Sei quando gostas do que te dizem ou quando te fazem sentir desconfortável. Sei ver nos teus olhos e na maneira como tocas no meu braço que sentes a minha falta, que precisavas daquele abraço.
Não te consigo olhar nos olhos porque me fazes tremer, por seres um desconhecido ou por te me teres conhecido diferente. Porque saber que me podes olhar com estranheza também me causa medo. Porque também me sabes ler ou soubeste um dia e agora… agora tudo é nada. Não somos o que fomos e há um vazio por preencher. E a indiferença é quase osmótica. E eu não quero que me sejas indiferente, porque te amei e te desejei e hoje não é isso mas preciso que sejas presente, num equilíbrio que só tenho contigo. Um equilíbrio essencial e único. É necessário alguém que me conheça no mais pequeno gesto que não seja preciso falar. E preciso de ti assim, tu és para mim, o equilíbrio puro.
Manténs-me.
E tenho de ter alguém que consiga ver através de todas as barreiras, que saiba reconhecer na mais pequena ligeireza. É que, sabes, tu acalmas-me assim, pois sei que há alguém no mundo que consigo entender, não estou sozinha no meio da multidão.

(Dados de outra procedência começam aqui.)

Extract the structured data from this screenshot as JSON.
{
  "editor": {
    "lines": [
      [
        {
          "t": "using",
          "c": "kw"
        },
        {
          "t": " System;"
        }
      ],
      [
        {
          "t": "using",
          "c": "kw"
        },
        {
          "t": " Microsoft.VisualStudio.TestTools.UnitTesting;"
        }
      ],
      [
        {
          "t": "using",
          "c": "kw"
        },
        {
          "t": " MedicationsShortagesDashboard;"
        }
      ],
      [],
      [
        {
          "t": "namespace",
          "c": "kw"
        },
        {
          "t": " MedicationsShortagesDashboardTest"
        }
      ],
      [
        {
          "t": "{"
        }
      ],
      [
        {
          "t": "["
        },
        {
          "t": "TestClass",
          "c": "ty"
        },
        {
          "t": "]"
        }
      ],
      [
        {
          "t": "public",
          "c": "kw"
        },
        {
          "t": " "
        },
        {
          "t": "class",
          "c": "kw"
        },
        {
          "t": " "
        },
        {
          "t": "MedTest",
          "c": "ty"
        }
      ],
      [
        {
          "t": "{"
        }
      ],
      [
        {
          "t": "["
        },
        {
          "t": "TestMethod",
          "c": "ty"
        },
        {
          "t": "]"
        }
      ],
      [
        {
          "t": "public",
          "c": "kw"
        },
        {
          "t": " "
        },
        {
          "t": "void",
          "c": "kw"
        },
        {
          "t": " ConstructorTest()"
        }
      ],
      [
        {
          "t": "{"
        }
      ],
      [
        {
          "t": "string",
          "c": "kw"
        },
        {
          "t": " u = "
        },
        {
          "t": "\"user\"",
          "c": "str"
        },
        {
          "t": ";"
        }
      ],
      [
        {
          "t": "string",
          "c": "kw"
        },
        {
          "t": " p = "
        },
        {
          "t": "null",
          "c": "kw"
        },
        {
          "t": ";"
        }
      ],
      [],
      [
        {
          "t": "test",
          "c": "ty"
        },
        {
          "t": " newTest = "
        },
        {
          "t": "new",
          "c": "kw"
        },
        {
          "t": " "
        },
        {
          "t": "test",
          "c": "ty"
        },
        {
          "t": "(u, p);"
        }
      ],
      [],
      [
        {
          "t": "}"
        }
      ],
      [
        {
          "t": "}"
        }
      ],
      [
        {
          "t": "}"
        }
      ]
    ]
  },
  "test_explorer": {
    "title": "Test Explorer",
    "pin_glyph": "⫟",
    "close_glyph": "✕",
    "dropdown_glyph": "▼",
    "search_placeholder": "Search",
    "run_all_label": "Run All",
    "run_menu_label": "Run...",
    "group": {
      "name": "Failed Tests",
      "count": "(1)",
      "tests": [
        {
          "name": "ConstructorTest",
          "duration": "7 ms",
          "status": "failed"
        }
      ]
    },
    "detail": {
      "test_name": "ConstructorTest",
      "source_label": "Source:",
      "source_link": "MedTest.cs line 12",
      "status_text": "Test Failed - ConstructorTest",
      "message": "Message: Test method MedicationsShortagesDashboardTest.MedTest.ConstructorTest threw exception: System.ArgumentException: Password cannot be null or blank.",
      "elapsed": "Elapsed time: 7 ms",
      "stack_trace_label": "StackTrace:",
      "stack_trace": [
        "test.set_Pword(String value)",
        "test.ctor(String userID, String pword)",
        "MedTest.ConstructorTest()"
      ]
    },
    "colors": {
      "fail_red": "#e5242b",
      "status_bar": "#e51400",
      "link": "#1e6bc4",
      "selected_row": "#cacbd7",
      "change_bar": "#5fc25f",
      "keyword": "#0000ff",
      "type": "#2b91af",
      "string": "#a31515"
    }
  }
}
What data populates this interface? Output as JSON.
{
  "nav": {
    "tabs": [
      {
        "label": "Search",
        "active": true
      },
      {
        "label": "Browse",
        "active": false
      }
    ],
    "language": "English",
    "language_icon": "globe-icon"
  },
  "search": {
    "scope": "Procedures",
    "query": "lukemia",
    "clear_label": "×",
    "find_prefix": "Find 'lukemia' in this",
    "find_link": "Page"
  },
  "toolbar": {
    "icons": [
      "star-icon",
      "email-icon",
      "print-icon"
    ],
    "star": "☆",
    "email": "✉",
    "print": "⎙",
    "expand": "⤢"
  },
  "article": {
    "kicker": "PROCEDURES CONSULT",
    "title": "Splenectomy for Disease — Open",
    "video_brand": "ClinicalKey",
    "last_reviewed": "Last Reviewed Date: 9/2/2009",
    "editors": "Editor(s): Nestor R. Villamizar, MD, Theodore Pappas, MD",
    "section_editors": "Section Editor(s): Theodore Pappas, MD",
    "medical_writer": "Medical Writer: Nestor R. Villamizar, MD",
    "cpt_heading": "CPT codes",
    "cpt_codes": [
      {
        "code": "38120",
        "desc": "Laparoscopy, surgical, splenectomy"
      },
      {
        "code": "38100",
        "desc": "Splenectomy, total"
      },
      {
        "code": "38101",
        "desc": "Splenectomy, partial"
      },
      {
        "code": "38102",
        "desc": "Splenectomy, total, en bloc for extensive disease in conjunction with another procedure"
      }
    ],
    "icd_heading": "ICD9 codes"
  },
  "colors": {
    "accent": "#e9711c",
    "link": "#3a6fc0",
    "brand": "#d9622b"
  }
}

E o tempo passou, e já não somos, tu és e eu sou, mas assim mesmo que te desconheça – conheço-te – e és quem me dá a mão e me faz dar mais um passo desajeitado.
E desculpa se não respirei entre as palavras, nem se fiz sentido, só queria que compreendesses que és mais importantes do que pensas. És mais importante do que eu pensava que poderias ser. És importante, é só isso que tens de saber. Consegues ver?